Week of  3/13/02
   
 
 
Stevens wants justice plan in place before election
By Scott McLeod


Jim Stevens hopes to get the justice center project under way before he leaves office, the county board chairman said last week.

“I’m hoping to start it before I go out,” said Stevens, who is not seeking re-election.

The question of whether the current board should proceed with the controversial $30 million project (a new justice center, a parking garage, a new jail and a renovation of the existing historic courthouse) or hold off until a new board is elected is one that many running for county board are raising. Some say the election will, in effect, be a referendum on the project. Those who win will do so because they represent the will of the county’s electorate.

The first part of the project won approval last week when county commissioners voted 3-1 to tell architects to develop construction plans for the Branner Avenue parking garage. That $4 million project will be partially paid for by the town of Waynesville, which offered $2.5 million toward the parking in exchange for the county keeping the justice center downtown.

If all proceeds as scheduled, the 370-space garage could be completed by December of this year.

“We’re gonna need the parking as early as we can get it,” said Stevens.

Still, the two incumbent commissioners who are running for re-election complained last week that there are real problems in the way this project is proceeding and in the way county business is being handled. The vote taken on March 4 to proceed with the parking garage was not on the county’s agenda for the meeting.

“We’ve asked for nothing to be voted on unless it is on the published agenda,” said Commissioner Wade Francis, who cast the lone vote against proceeding with the parking garage.

The discussion of the parking garage was added to the county’s agenda by Assistant County Manager Rick Honeycutt during the meeting, a move which is legal. However, some boards have a policy of not voting on items that are added to the agenda, thereby providing the public a chance to attend when important votes are taking place. Francis said the way it was handled cut the public out of the process.

Commissioner Mary Ann Enloe missed the March 4 meeting because she and County Manager Jack Horton were at a conference. On her return trip with Horton, she claims he did not explain what happened during the commissioners’ meeting when she asked him about it.

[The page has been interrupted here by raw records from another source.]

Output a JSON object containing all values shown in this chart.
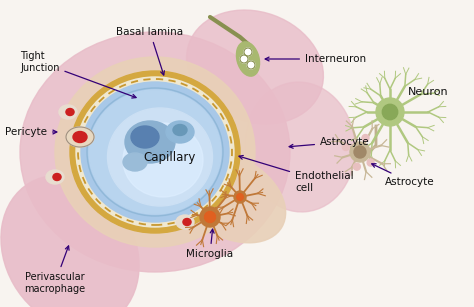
{
  "labels": {
    "tight_junction": "Tight\nJunction",
    "basal_lamina": "Basal lamina",
    "interneuron": "Interneuron",
    "capillary": "Capillary",
    "pericyte": "Pericyte",
    "astrocyte_main": "Astrocyte",
    "endothelial_cell": "Endothelial\ncell",
    "perivascular_macrophage": "Perivascular\nmacrophage",
    "microglia": "Microglia",
    "neuron": "Neuron",
    "astrocyte_right": "Astrocyte"
  },
  "colors": {
    "background": "#f8f4f0",
    "tissue_pink": "#e8bcc8",
    "tissue_pink2": "#dda8b8",
    "tissue_tan": "#e8d0b8",
    "tissue_tan2": "#ddc8a8",
    "basal_gold": "#d4a840",
    "basal_gold2": "#c89830",
    "endo_blue": "#a8c8e8",
    "cap_blue": "#b8d4ee",
    "cap_light": "#cce0f4",
    "cap_inner": "#ddeeff",
    "cell_blue": "#6888b0",
    "cell_blue2": "#4868a0",
    "interneuron_green": "#a8b870",
    "interneuron_dark": "#889050",
    "microglia_brown": "#c87840",
    "microglia_orange": "#d06030",
    "neuron_green": "#b8c888",
    "neuron_dark": "#98a868",
    "astrocyte_tan": "#c8b898",
    "astrocyte_dark": "#a89878",
    "arrow_color": "#330077",
    "text_color": "#111111",
    "outline": "#888888",
    "red_cell": "#cc2020",
    "white_cell": "#e8e0d0"
  },
  "layout": {
    "fig_width": 4.74,
    "fig_height": 3.07,
    "dpi": 100
  }
}
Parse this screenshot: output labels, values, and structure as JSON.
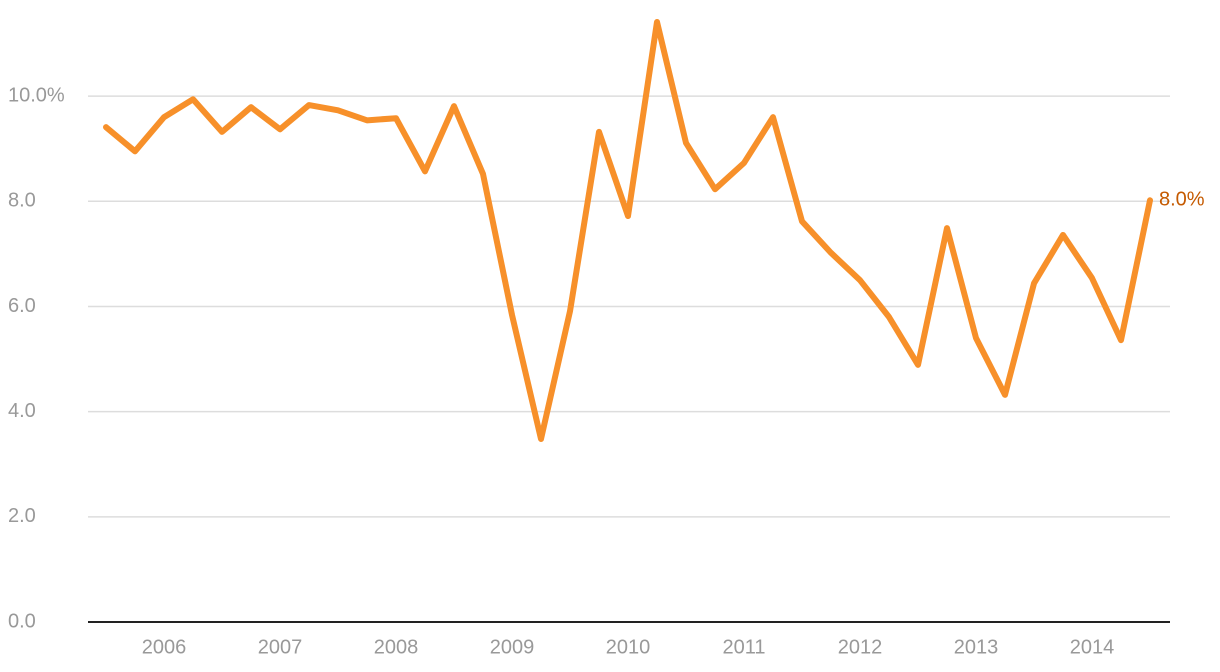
{
  "chart_data": {
    "type": "line",
    "categories": [
      null,
      null,
      "2006",
      null,
      null,
      null,
      "2007",
      null,
      null,
      null,
      "2008",
      null,
      null,
      null,
      "2009",
      null,
      null,
      null,
      "2010",
      null,
      null,
      null,
      "2011",
      null,
      null,
      null,
      "2012",
      null,
      null,
      null,
      "2013",
      null,
      null,
      null,
      "2014",
      null,
      null
    ],
    "series": [
      {
        "color": "#f7902a",
        "values": [
          9.41,
          8.95,
          9.6,
          9.94,
          9.32,
          9.79,
          9.37,
          9.83,
          9.73,
          9.54,
          9.58,
          8.57,
          9.81,
          8.52,
          5.84,
          3.48,
          5.91,
          9.32,
          7.72,
          11.41,
          9.11,
          8.23,
          8.73,
          9.6,
          7.62,
          7.02,
          6.5,
          5.8,
          4.89,
          7.49,
          5.4,
          4.32,
          6.44,
          7.36,
          6.54,
          5.36,
          8.02
        ],
        "value_labels": [
          null,
          null,
          null,
          null,
          null,
          null,
          null,
          null,
          null,
          null,
          null,
          null,
          null,
          null,
          null,
          null,
          null,
          null,
          null,
          null,
          null,
          null,
          null,
          null,
          null,
          null,
          null,
          null,
          null,
          null,
          null,
          null,
          null,
          null,
          null,
          null,
          "8.0%"
        ]
      }
    ],
    "ylim": [
      0,
      11.6
    ],
    "yticks": [
      {
        "value": 0,
        "label": "0.0"
      },
      {
        "value": 2,
        "label": "2.0"
      },
      {
        "value": 4,
        "label": "4.0"
      },
      {
        "value": 6,
        "label": "6.0"
      },
      {
        "value": 8,
        "label": "8.0"
      },
      {
        "value": 10,
        "label": "10.0%"
      }
    ],
    "grid": true
  }
}
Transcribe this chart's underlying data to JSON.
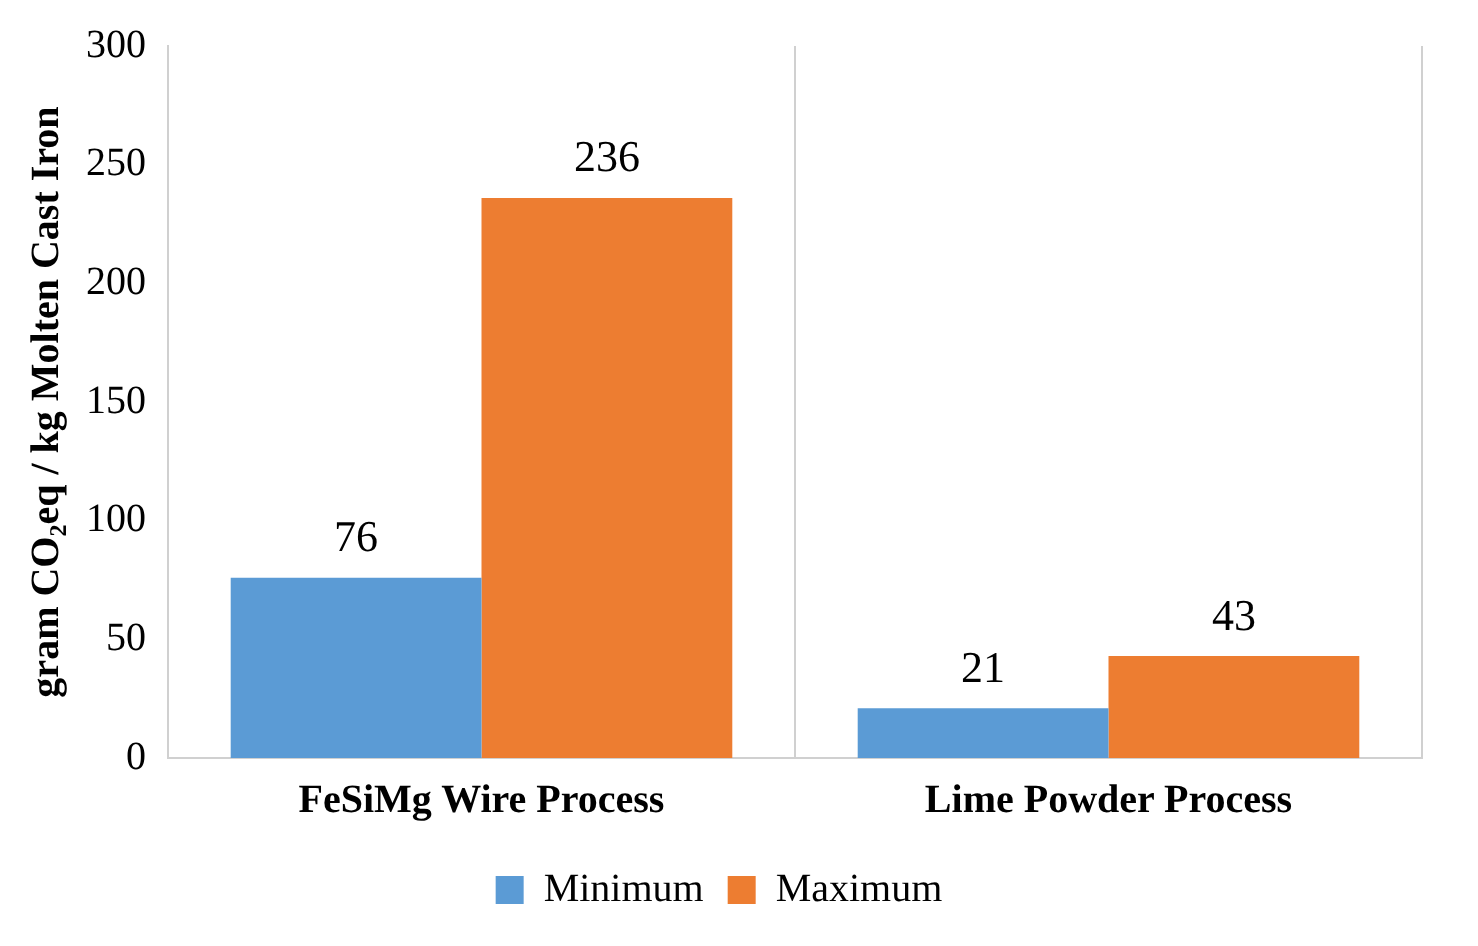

“It seems I was deliberately not told. I don’t want to see a pattern of deception, and I am very disappointed. Why wasn’t it on the agenda since our county manager had left instructions for Mr. Honeycutt? I am really disturbed by all this,” said Enloe.

In order to build a justice center downtown, all parking on the grounds of the current courthouse will likely be lost during construction. With a parking garage, a future board will still have the ability to change the scope of the justice center project if they desire, said Stevens.

Stevens said a decision two weeks ago to ask architects to scale back the size of the justice center may have been a mistake. He visited Jackson County’s justice center last week and talked to government officials there who told him Haywood should build all the shell space it can, said Stevens.

“That got me worried that reducing the justice center by that 30-foot section may not be the right way to go,” said Stevens. “I’m having some second thoughts on that.”

Drawings presented two weeks ago by HLM Architects were for a 104,000-square-foot justice center with about 10,000 square feet of shell space for future growth. Commissioners sent the architects back to Orlando with orders to cut out the shell space and reduce the size of the building.